Хорошо, что сегодня Дарья плакала не из-за него. Плохо, что плакала. И Поляков совершенно не представлял, чем может помочь ее горю. Чем может заменить сейчас потерю матерю. Пусть чисто гипотетическую, а зная их отношения, скорее всего, кратковременную, но чисто интуитивно Паша понимал, что не стоит сейчас поднимать эту тему.
И тут в голове у него мелькнула мысль.
— Пошли в магазин!
Дарья шмыгнула носом и подняла на него взгляд:
— Зачем?
— Пойдем покупать шоколадку, печенье, сгущенку… Что еще там нужно было для твоей сладкой колбасы?
— Масло.
— Масло у меня есть. Но если хочешь, купим еще!
Хорошо, когда в прошлом есть хорошие воспоминания.
Но нужно работать над новыми.

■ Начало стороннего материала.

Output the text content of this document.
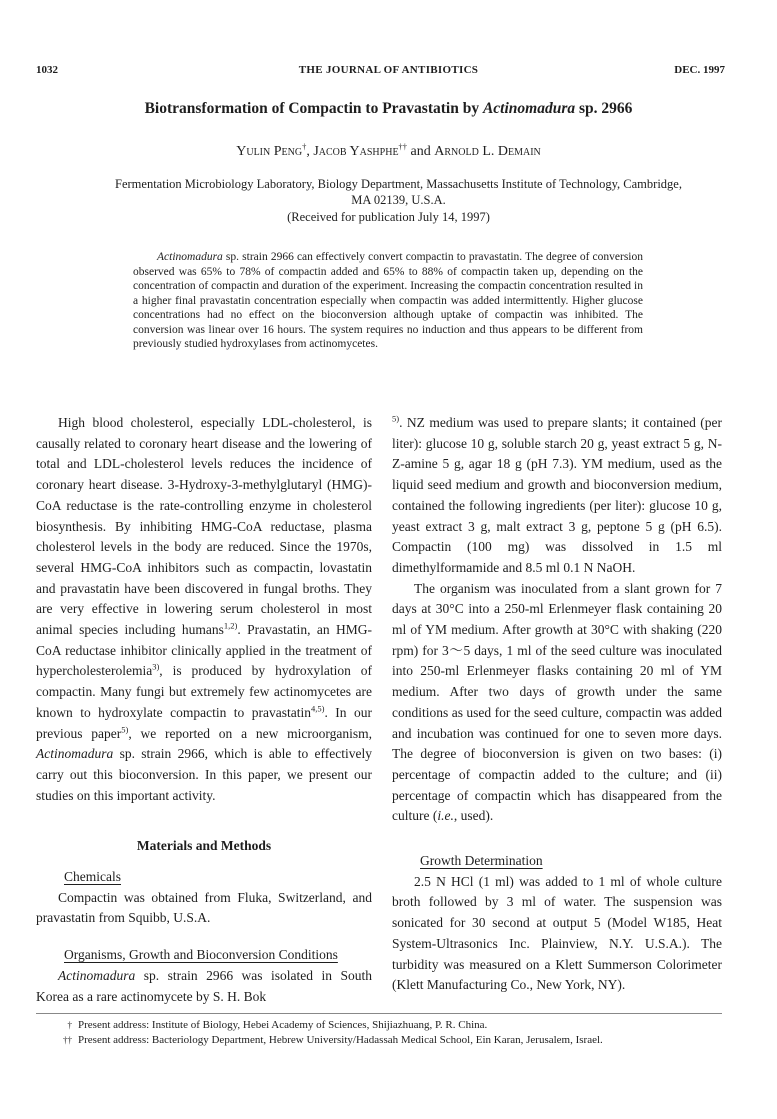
1032	THE JOURNAL OF ANTIBIOTICS	DEC. 1997
Biotransformation of Compactin to Pravastatin by Actinomadura sp. 2966
Yulin Peng†, Jacob Yashphe†† and Arnold L. Demain
Fermentation Microbiology Laboratory, Biology Department, Massachusetts Institute of Technology, Cambridge, MA 02139, U.S.A.
(Received for publication July 14, 1997)
Actinomadura sp. strain 2966 can effectively convert compactin to pravastatin. The degree of conversion observed was 65% to 78% of compactin added and 65% to 88% of compactin taken up, depending on the concentration of compactin and duration of the experiment. Increasing the compactin concentration resulted in a higher final pravastatin concentration especially when compactin was added intermittently. Higher glucose concentrations had no effect on the bioconversion although uptake of compactin was inhibited. The conversion was linear over 16 hours. The system requires no induction and thus appears to be different from previously studied hydroxylases from actinomycetes.

High blood cholesterol, especially LDL-cholesterol, is causally related to coronary heart disease and the lowering of total and LDL-cholesterol levels reduces the incidence of coronary heart disease. 3-Hydroxy-3-methylglutaryl (HMG)-CoA reductase is the rate-controlling enzyme in cholesterol biosynthesis. By inhibiting HMG-CoA reductase, plasma cholesterol levels in the body are reduced. Since the 1970s, several HMG-CoA inhibitors such as compactin, lovastatin and pravastatin have been discovered in fungal broths. They are very effective in lowering serum cholesterol in most animal species including humans$^{1,2)}$. Pravastatin, an HMG-CoA reductase inhibitor clinically applied in the treatment of hypercholesterolemia$^{3)}$, is produced by hydroxylation of compactin. Many fungi but extremely few actinomycetes are known to hydroxylate compactin to pravastatin$^{4,5)}$. In our previous paper$^{5)}$, we reported on a new microorganism, Actinomadura sp. strain 2966, which is able to effectively carry out this bioconversion. In this paper, we present our studies on this important activity.

Materials and Methods
Chemicals

Compactin was obtained from Fluka, Switzerland, and pravastatin from Squibb, U.S.A.

Organisms, Growth and Bioconversion Conditions

Actinomadura sp. strain 2966 was isolated in South Korea as a rare actinomycete by S. H. Bok

$^{5)}$. NZ medium was used to prepare slants; it contained (per liter): glucose 10 g, soluble starch 20 g, yeast extract 5 g, N-Z-amine 5 g, agar 18 g (pH 7.3). YM medium, used as the liquid seed medium and growth and bioconversion medium, contained the following ingredients (per liter): glucose 10 g, yeast extract 3 g, malt extract 3 g, peptone 5 g (pH 6.5). Compactin (100 mg) was dissolved in 1.5 ml dimethylformamide and 8.5 ml 0.1 N NaOH.

The organism was inoculated from a slant grown for 7 days at 30°C into a 250-ml Erlenmeyer flask containing 20 ml of YM medium. After growth at 30°C with shaking (220 rpm) for 3～5 days, 1 ml of the seed culture was inoculated into 250-ml Erlenmeyer flasks containing 20 ml of YM medium. After two days of growth under the same conditions as used for the seed culture, compactin was added and incubation was continued for one to seven more days. The degree of bioconversion is given on two bases: (i) percentage of compactin added to the culture; and (ii) percentage of compactin which has disappeared from the culture (i.e., used).

Growth Determination

2.5 N HCl (1 ml) was added to 1 ml of whole culture broth followed by 3 ml of water. The suspension was sonicated for 30 second at output 5 (Model W185, Heat System-Ultrasonics Inc. Plainview, N.Y. U.S.A.). The turbidity was measured on a Klett Summerson Colorimeter (Klett Manufacturing Co., New York, NY).

† Present address: Institute of Biology, Hebei Academy of Sciences, Shijiazhuang, P. R. China.
†† Present address: Bacteriology Department, Hebrew University/Hadassah Medical School, Ein Karan, Jerusalem, Israel.
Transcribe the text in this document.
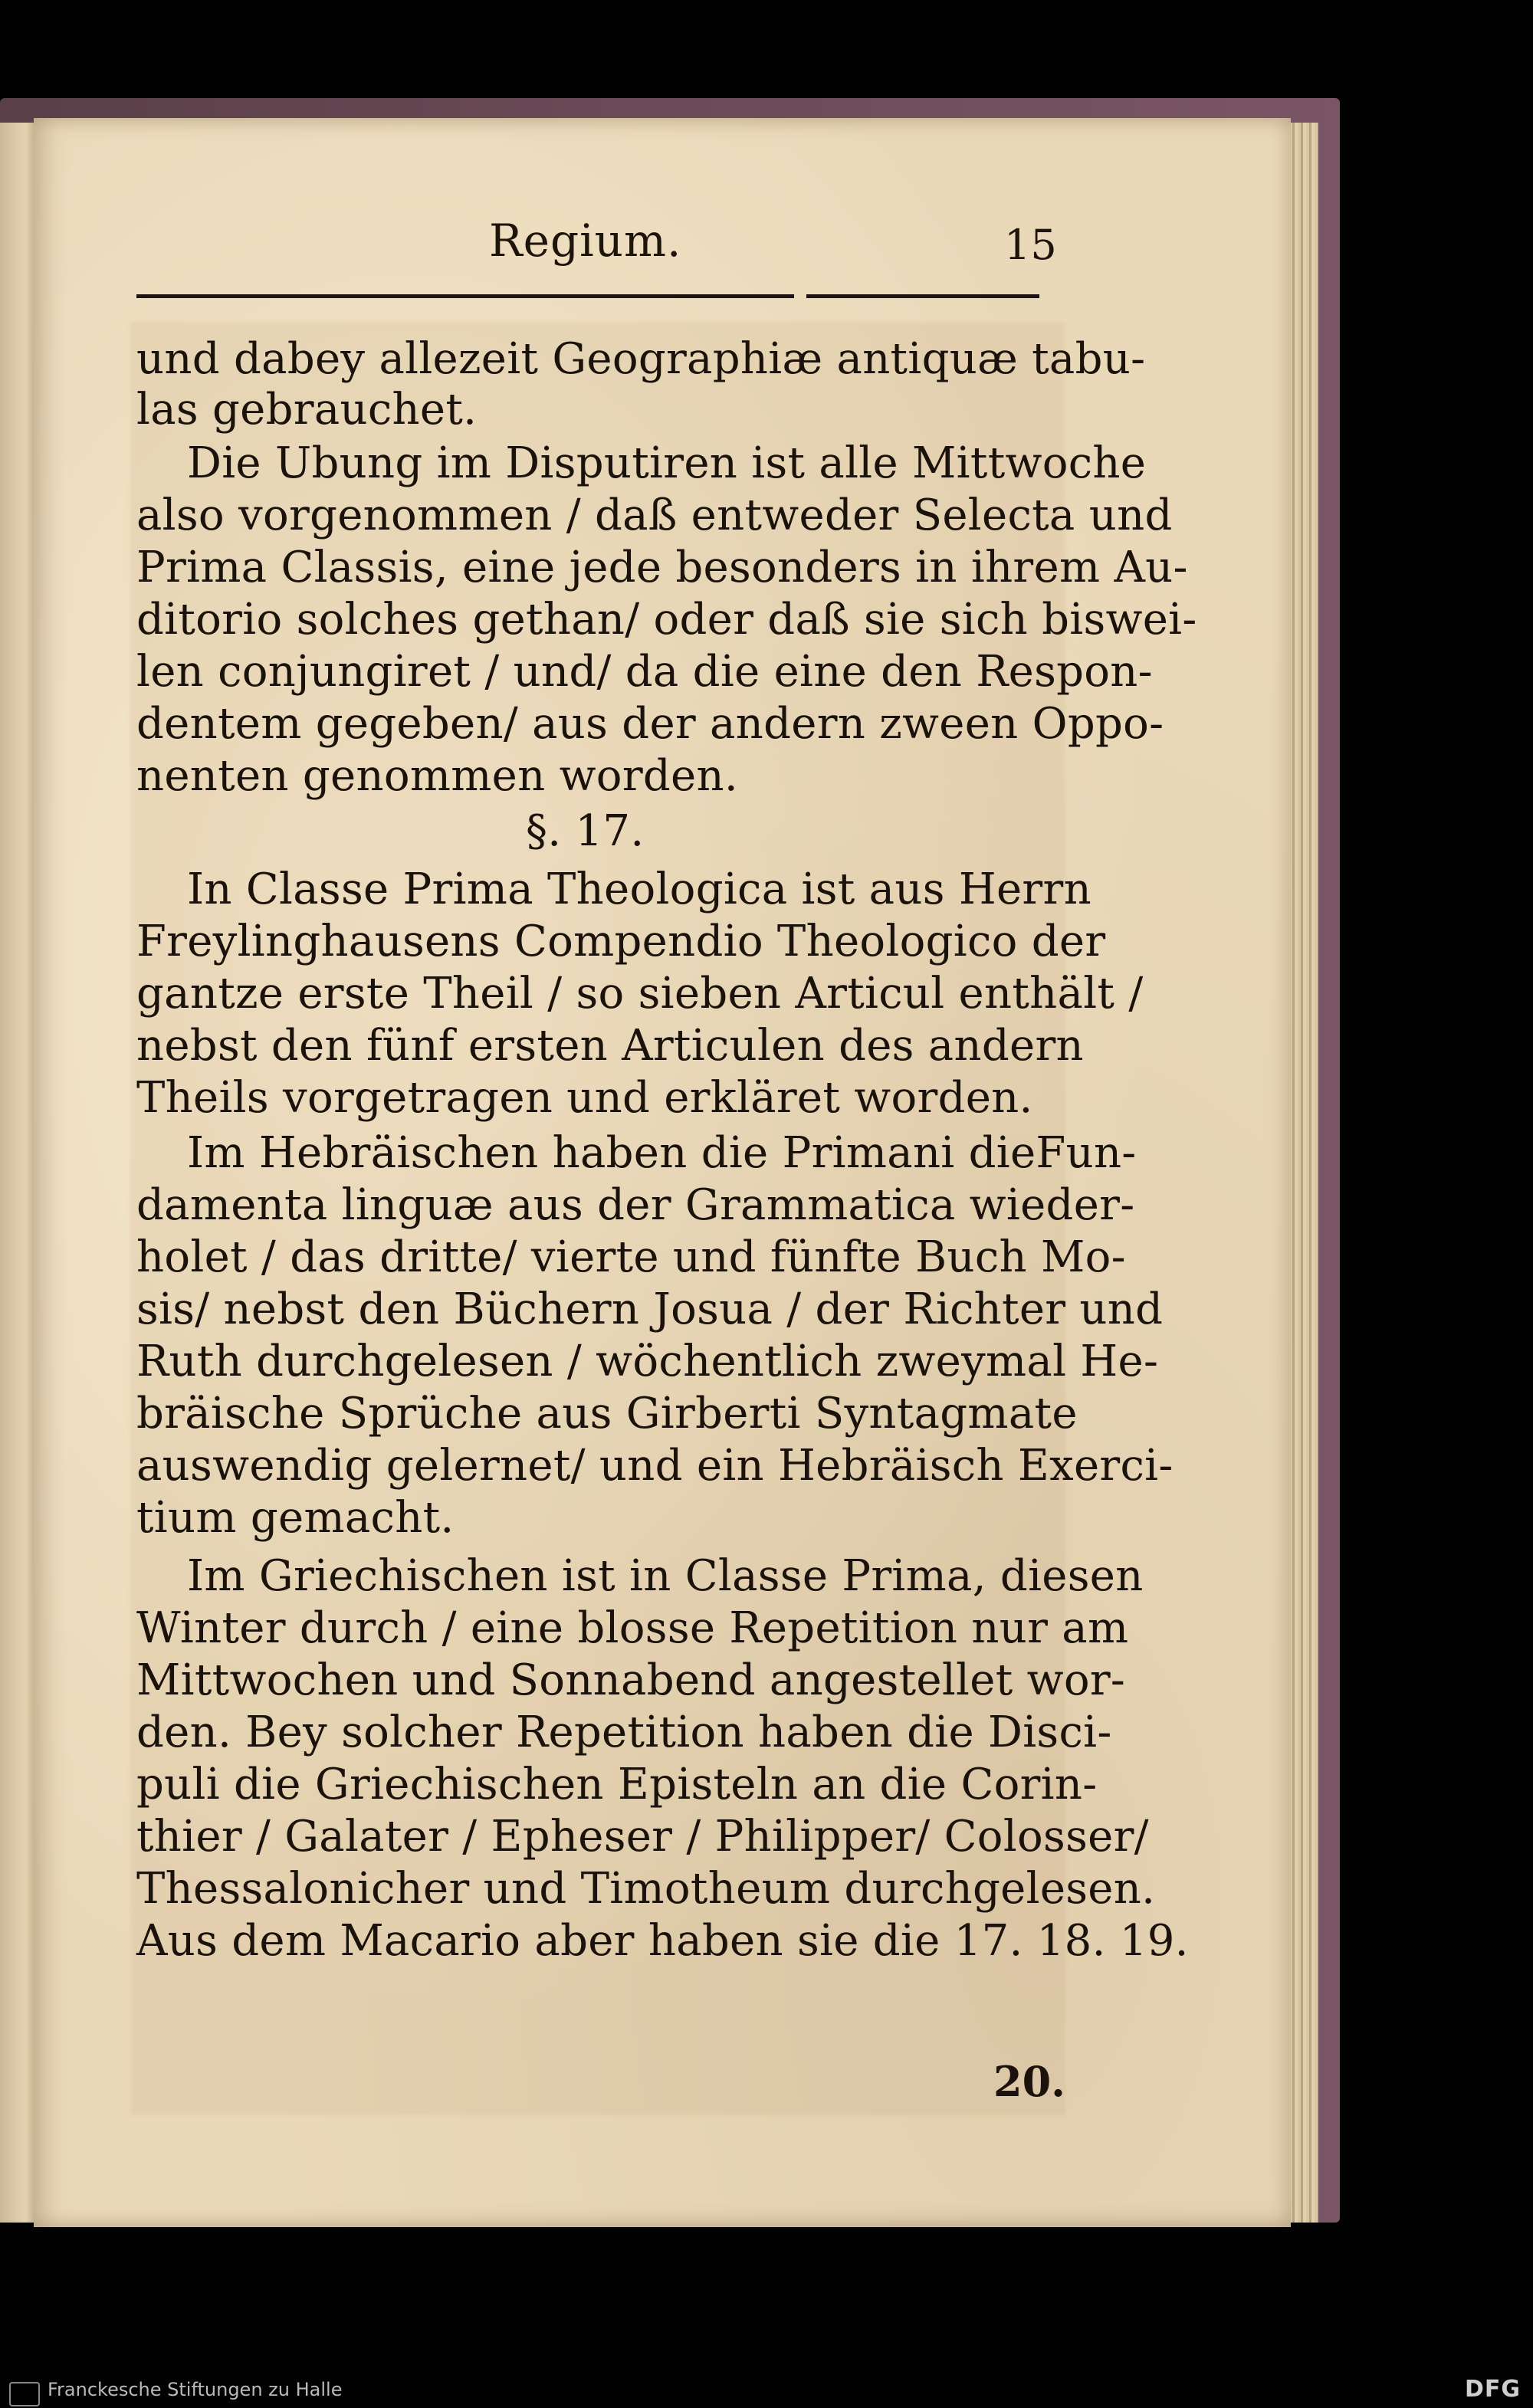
Regium.	15
und dabey allezeit Geographiæ antiquæ tabu-
las gebrauchet.
Die Ubung im Disputiren ist alle Mittwoche
also vorgenommen / daß entweder Selecta und
Prima Classis, eine jede besonders in ihrem Au-
ditorio solches gethan/ oder daß sie sich biswei-
len conjungiret / und/ da die eine den Respon-
dentem gegeben/ aus der andern zween Oppo-
nenten genommen worden.
§. 17.
In Classe Prima Theologica ist aus Herrn
Freylinghausens Compendio Theologico der
gantze erste Theil / so sieben Articul enthält /
nebst den fünf ersten Articulen des andern
Theils vorgetragen und erkläret worden.
Im Hebräischen haben die Primani dieFun-
damenta linguæ aus der Grammatica wieder-
holet / das dritte/ vierte und fünfte Buch Mo-
sis/ nebst den Büchern Josua / der Richter und
Ruth durchgelesen / wöchentlich zweymal He-
bräische Sprüche aus Girberti Syntagmate
auswendig gelernet/ und ein Hebräisch Exerci-
tium gemacht.
Im Griechischen ist in Classe Prima, diesen
Winter durch / eine blosse Repetition nur am
Mittwochen und Sonnabend angestellet wor-
den. Bey solcher Repetition haben die Disci-
puli die Griechischen Episteln an die Corin-
thier / Galater / Epheser / Philipper/ Colosser/
Thessalonicher und Timotheum durchgelesen.
Aus dem Macario aber haben sie die 17. 18. 19.
20.
Franckesche Stiftungen zu Halle	DFG
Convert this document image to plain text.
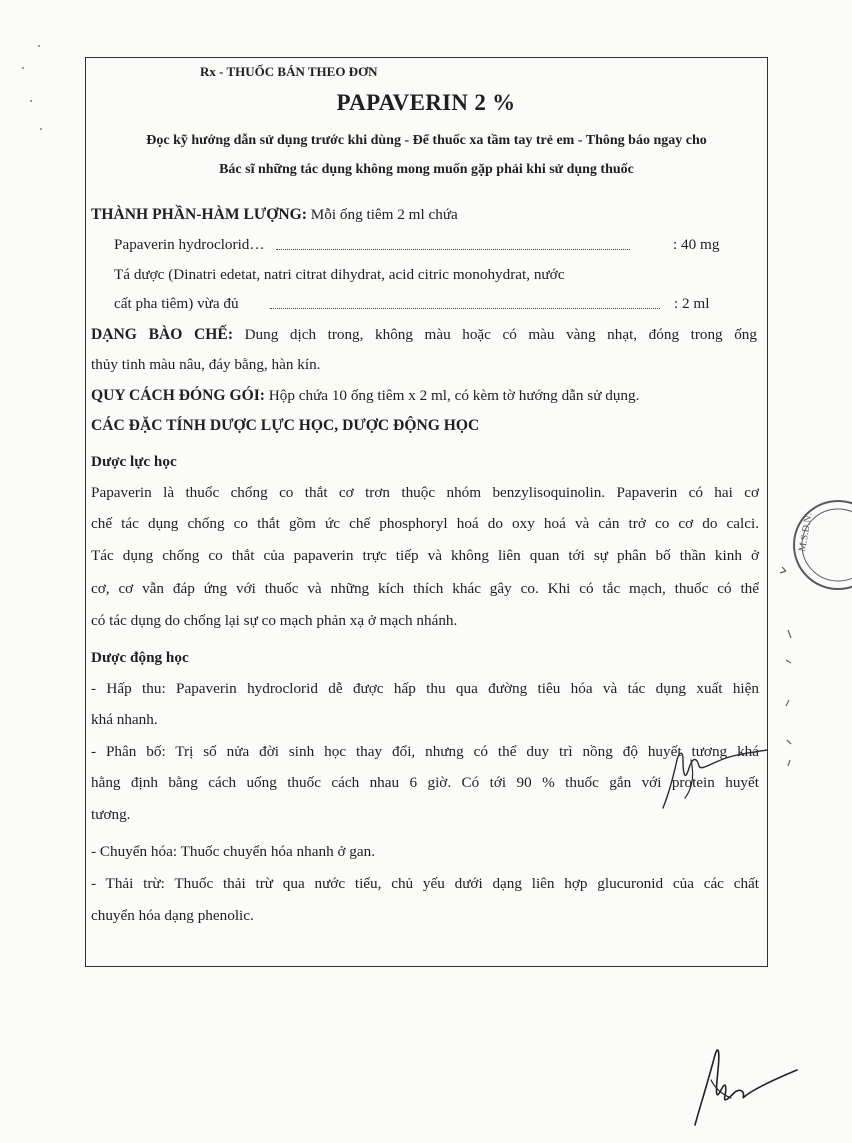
Rx - THUỐC BÁN THEO ĐƠN
PAPAVERIN 2 %
Đọc kỹ hướng dẫn sử dụng trước khi dùng - Để thuốc xa tầm tay trẻ em - Thông báo ngay cho
Bác sĩ những tác dụng không mong muốn gặp phải khi sử dụng thuốc
THÀNH PHẦN-HÀM LƯỢNG: Mỗi ống tiêm 2 ml chứa
Papaverin hydroclorid…	: 40 mg
Tá dược (Dinatri edetat, natri citrat dihydrat, acid citric monohydrat, nước
cất pha tiêm) vừa đủ	: 2 ml
DẠNG BÀO CHẾ: Dung dịch trong, không màu hoặc có màu vàng nhạt, đóng trong ống
thủy tinh màu nâu, đáy bằng, hàn kín.
QUY CÁCH ĐÓNG GÓI: Hộp chứa 10 ống tiêm x 2 ml, có kèm tờ hướng dẫn sử dụng.
CÁC ĐẶC TÍNH DƯỢC LỰC HỌC, DƯỢC ĐỘNG HỌC
Dược lực học
Papaverin là thuốc chống co thắt cơ trơn thuộc nhóm benzylisoquinolin. Papaverin có hai cơ
chế tác dụng chống co thắt gồm ức chế phosphoryl hoá do oxy hoá và cản trở co cơ do calci.
Tác dụng chống co thắt của papaverin trực tiếp và không liên quan tới sự phân bố thần kinh ở
cơ, cơ vẫn đáp ứng với thuốc và những kích thích khác gây co. Khi có tắc mạch, thuốc có thể
có tác dụng do chống lại sự co mạch phản xạ ở mạch nhánh.
Dược động học
- Hấp thu: Papaverin hydroclorid dễ được hấp thu qua đường tiêu hóa và tác dụng xuất hiện
khá nhanh.
- Phân bố: Trị số nửa đời sinh học thay đổi, nhưng có thể duy trì nồng độ huyết tương khá
hằng định bằng cách uống thuốc cách nhau 6 giờ. Có tới 90 % thuốc gắn với protein huyết
tương.
- Chuyển hóa: Thuốc chuyển hóa nhanh ở gan.
- Thải trừ: Thuốc thải trừ qua nước tiểu, chủ yếu dưới dạng liên hợp glucuronid của các chất
chuyển hóa dạng phenolic.
M.S.D.N.
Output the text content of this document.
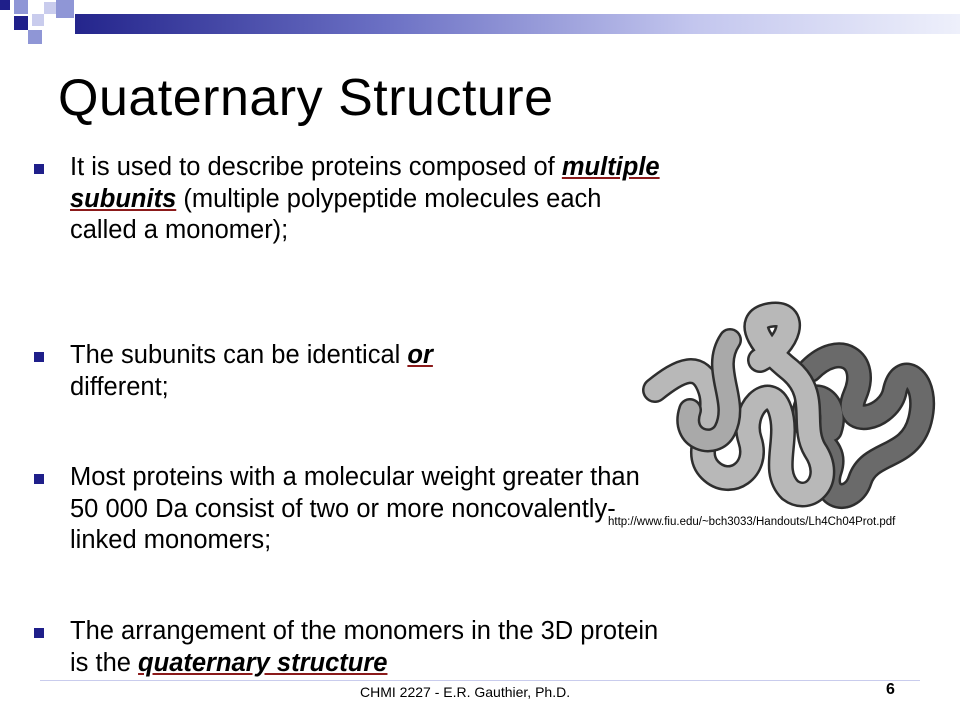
Quaternary Structure
It is used to describe proteins composed of multiple subunits (multiple polypeptide molecules each called a monomer);
The subunits can be identical or
different;
Most proteins with a molecular weight greater than 50 000 Da consist of two or more noncovalently-linked monomers;
The arrangement of the monomers in the 3D protein is the quaternary structure
http://www.fiu.edu/~bch3033/Handouts/Lh4Ch04Prot.pdf
CHMI 2227 - E.R. Gauthier, Ph.D.	6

На будущее.
Глава 25. Дарья
Свернуться клубочком и прятаться от реальности подмышкой у Полякова было уютно и надежно. Но катастрофа надвигалась на Дарью, как каток на свежеотсыпанный асфальт. Последние песчинки просачивались через горлышко, наращивая холмик на стеклянном дне песчаных часов. Вот на этом самом дне, под неподъемной горой песчинок прошлого, и ощущала себя Даша.
Она позволила себе быть счастливой. Сколько ей осталось? Неделя? Две? Дав себе и телефону остыть, в понедельник Несветаева вернула симку на место. Заказчик — даже не Спрут. Не тот человек, с которым можно играть в невидимку.
Стоило поставить симку, как телефон ожил. Звонила тетя Валя, бессменный мамин омбудсмен.
— Ты, тварь такая, что себе позволяешь в отношении матери! — с ходу бросилась на амбразуру тетя Валя своей необъятной грудью.
— А вот это не ваше дело, — ответила Даша, еще полная довольства жизни после воскресенья, проведенного с Поляковым.
Вероятность того, что мама рассказала соседке правду, стремилась к нулю со скоростью света. Не может же мама признаться в собственной несостоятельности в качестве родительницы? Одно дело — обвинять дочь в неблагодарности и даже обсуждать, что она там по мужикам обжимается. Но обе стороны при этом понимают, что это всего лишь такая игра. И совсем другое дело — признать, что живешь не на честно заработанное, а на криминальное бабло, от которого за версту несет блудом и тюрьмой. Нет, на такое мама была не способна. А тратить счастливое время, которого каждая минута на счету, на лай тети Вали Даше было жаль.